It's hard at first. When you feel like your guts have been stomped all over and shoved back inside you, smiling doesn't come easy. It hasn't for a while. That's okay, though. You've always been a fast learner.
The first step is to contract your zigomaticus major muscle. The second: add a slight squint. Finally, peel back your lips. You got this.
In the mirror, while Sam's still asleep, you practice. First with teeth bared, as big as you can; next just with lips. It's exhausting but you'll get the hang of it.
You make stupid jokes. Sam doesn't laugh. You say, "don't get your panties in a bunch, Samantha." He doesn't smile, but you do. You smile and you laugh and you dig into your duffel for whiskey.
Frank tells you there's nothing anyone can do but wait. Still. You don't complain this time, though. You swallow down the anger and Frank gives you a look that might be approval.
Of course, Sam doesn't want to hang around and wait. Frank doesn't want you to hang around either. There are only so many reasons you can give them for staying before you just sound pathetic and desperate, only so many times you can yell at your brother before you just sound like an asshole. Sam finds a hunt in no time and it's hard to justify allowing a ghost to continue killing kids so you can stare at a computer screen.
Panic furls deep inside of you at the thought of trying to function, trying to focus on a hunt, to not fantasize about killing Dick Roman the whole time. You can't let this on, though, so you happily contort your face toward your brother in the passenger seat. You are okay. You are a professional.
It's apparently not as convincing as you would have liked. Sam raises his eyebrows and asks, "Dean? Why are you making that face at me?"
Chicago is nothing but gray sky and black buildings. The only color you've seen for days is the brown of your whiskey and the red of Sam's blood.
Maybe you've been on hunts worse than this one, but the sight of dead kids never gets any less depressing. The thoughts of if I had done just one thing different, maybe we could have saved the last one never get any less pervasive, no matter how many different reasons you've thought them.
In the car, ready to leave this suffocating shit-hole of a city, pain shoots up your arm, startling you. You realize you're beating the steering wheel. You keep hitting it and hitting it and Sam's hands are on yours, trying to push them down to your sides.
"Stop! Dean, what are you doing, fuck, stop it!"
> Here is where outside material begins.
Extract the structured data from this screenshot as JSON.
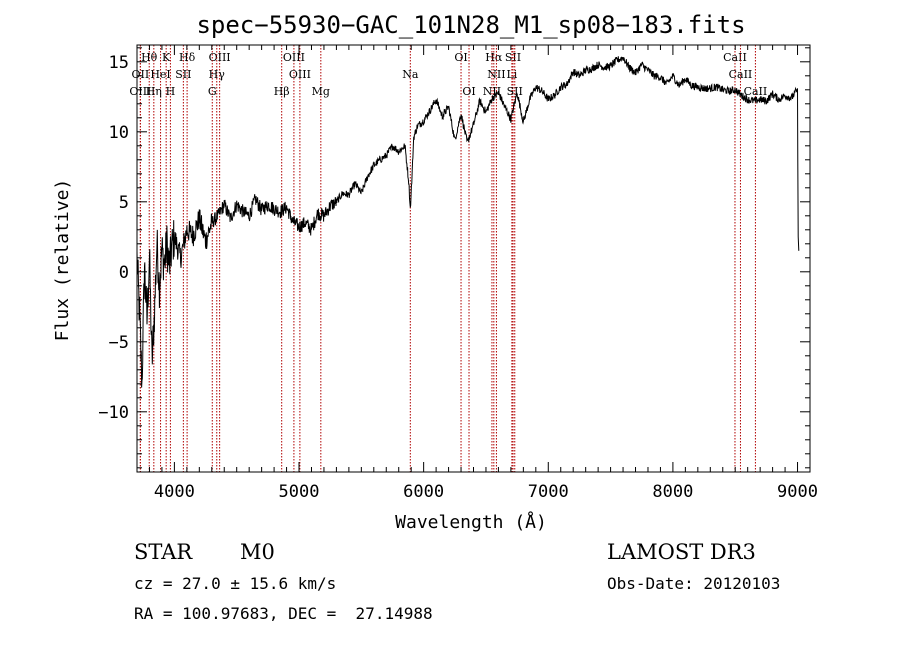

You wrestle your hands away from his and bring them back up to the wheel, this time only gripping it. A loud, jarring noise interrupts your panting and you realize it's you, you're laughing. You laugh so hard your abs hurt and tears escape your eyes. It's funny.
Wake up. Have a drink. Get in the car. Make a joke. Shoot a gun. Laugh, ha, ha, ha.
It's funny it's funny it's funny. You're okay you're okay you're okay.
Find a place to crash. Check in on Frank. Smile. Drink. Pass out. Repeat.
Sam is pissed at you, but you're not really sure why.
"Goddamnit, Dean," he said in response to a joke you can no longer recall. "I'm serious. Cut it out."
Then you fought, and Sam yelled, and you smiled. The front door slammed. And now you're sitting on the couch with your head spinning, alone in so much more than this shitty, cold house.
You would think that maybe you were bleeding internally if you didn't already know what that felt like. That's pretty funny, you think. You laugh into an empty room and try not to notice how it feels like hemorrhaging.